For the next three days we did little else but dive into bunkers, put on our gas masks and trudge around the base like space aliens.  At one point we had the masks on for nearly 8 hours straight and as we were packing up to redeploy we were still in chem gear.  We even had to react to a chemical attack while we were in the passenger holding area waiting to get on an airplane to go home.  I wasn’t happy.  I took some time to cool down, but the next week I wrote an after action report which I upchanneled through 22nd Air Force to AFRC.  As you all know, I’ve never been one to hover long over send.

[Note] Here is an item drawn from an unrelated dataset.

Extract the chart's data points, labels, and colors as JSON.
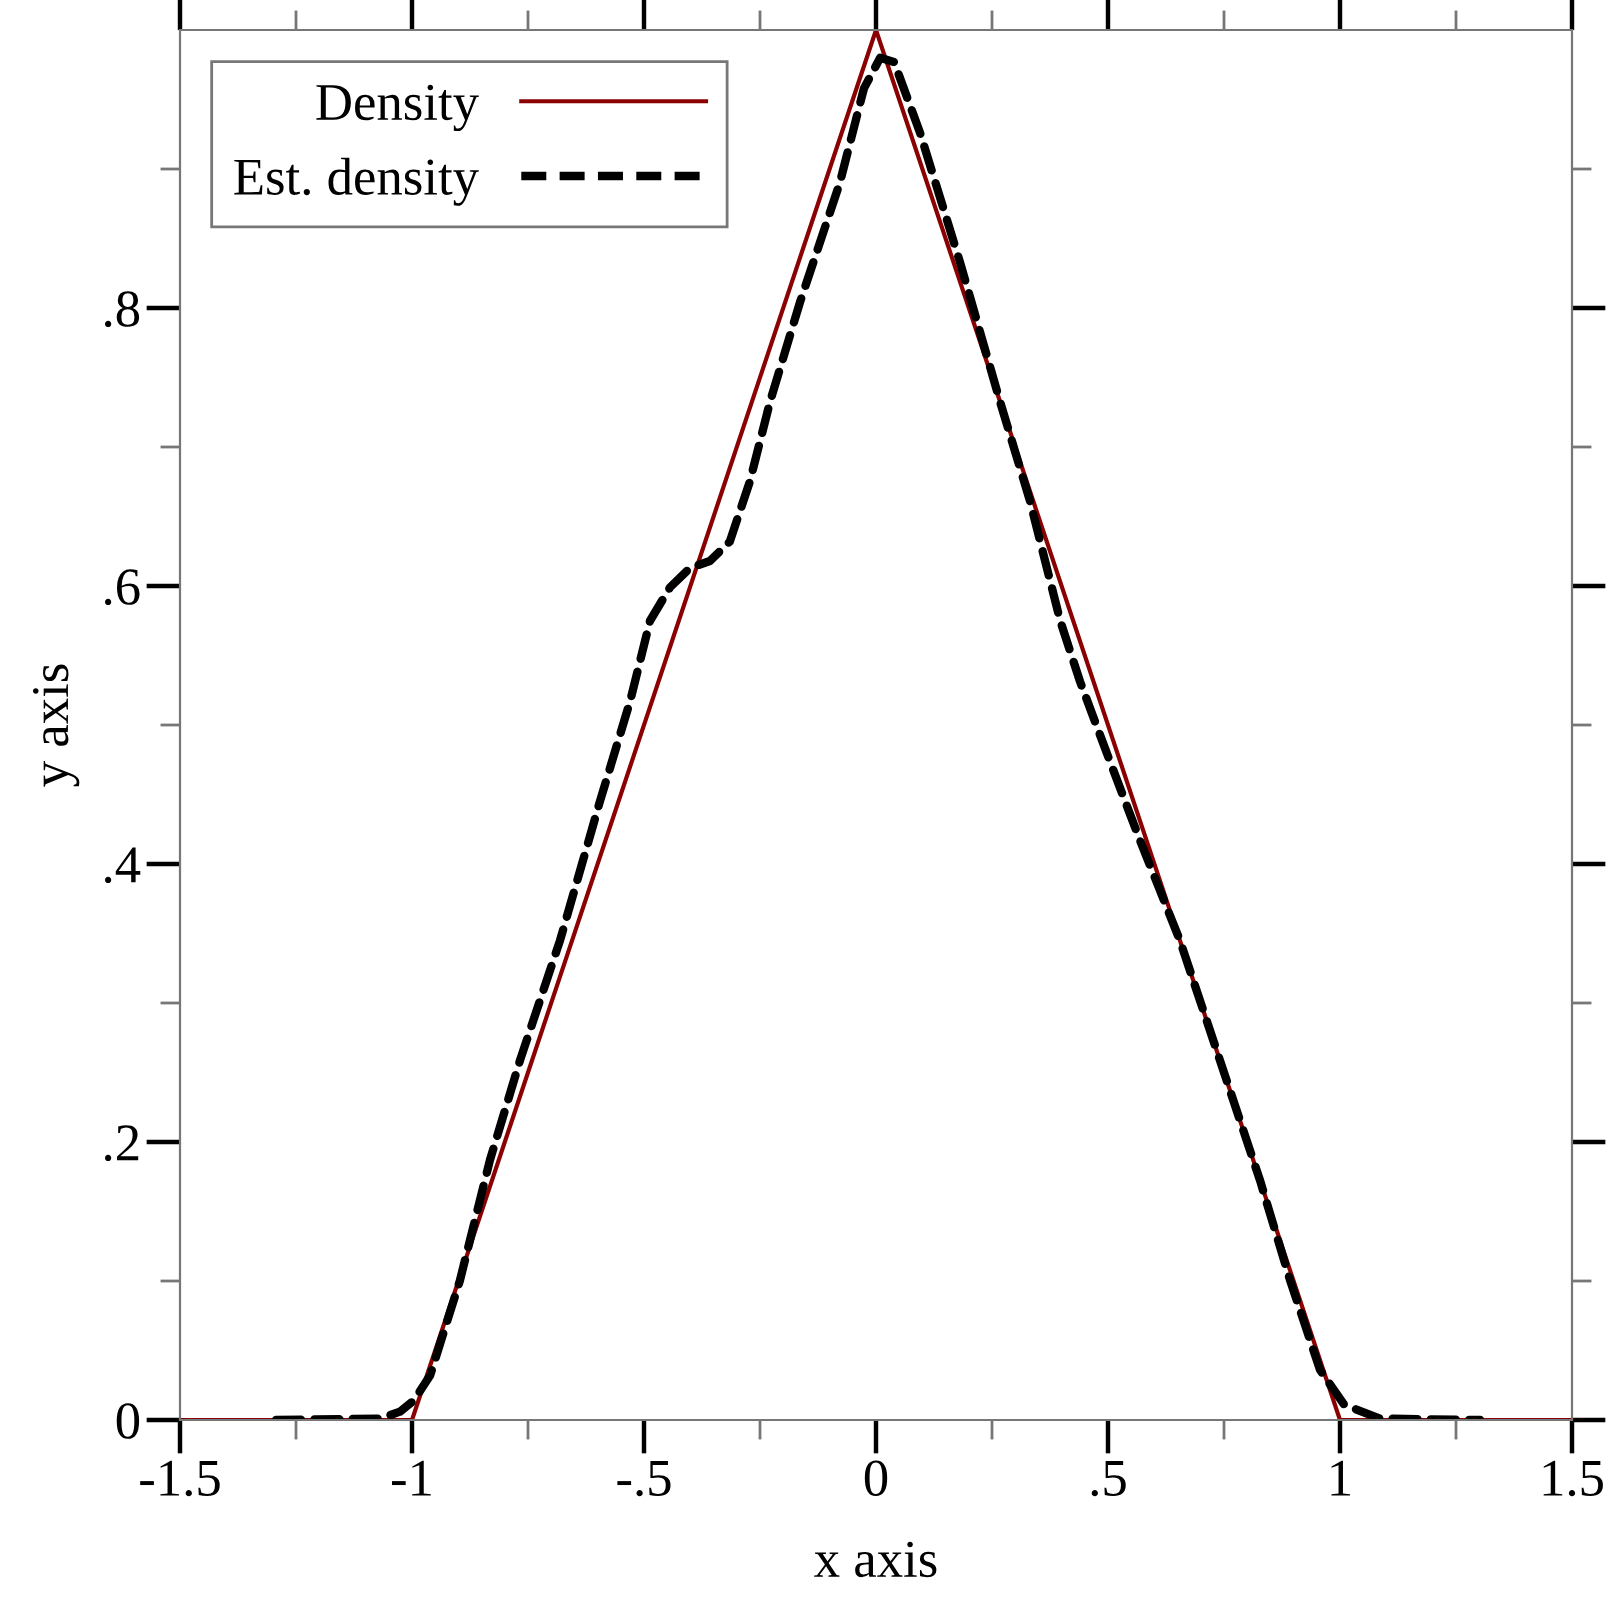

A month later we flew to HQ AMC at Scott AFB for a face to face sit down with the IG to discuss our thoughts on how the new system worked.  When it was my turn to speak I simply passed out my report and said to the O-6: “What you told us at the AFRC Senior Leaders Conference was the exact opposite of what actually happened.  I can come to only two conclusions.  Either you lied to the faces of 300 people or you are incapable of managing your staff and are incompetent.  Neither speaks well of you or the United States Air Force.”  I sat down and the meeting continued.  Maybe not the smartest thing to say to an O-6 as an O-5 in front of your O-7 boss.  I guess I needed more time to cool down.

Years later I was talking to one of the ancient civilian, former military staffers in the IG office, a guy that had been there for decades, and in a moment of accidental honesty, he told me that; “We get these new bosses all of the time who come here with new ideas.  They try to rock the boat and change things but we know if we just slow roll it they’ll be gone in two years and we can just keep doing things the way we know how”. And that’s it.  That’s the problem with all bureaucracies. The inertia of “the way we’ve always done it” prevents real change and real efficiency.  What was the last problem a government bureaucracy solved?  What’s the motivation for any bureaucracy to fix a problem?  Altruism?  You know better than that!  We’ve spent trillions to eliminate poverty but the poverty rate is unchanged.  We just make staying in poverty more comfortable.  Throw more money at a problem, you just get more of the problem.

One more thing on ORIs.  I’ve noticed an interesting phenomenon in the Air Force.  Some people seem to get stuck with ORIs more than others.  I know an O-6 who, in over 30 years in the air force, has never been through an ORI.  He has either transferred from a unit just prior to one or to a unit right after they had one.  On the other hand, some of us get just the opposite.  In the first case it could just be that all of his bosses were wise enough to hide him!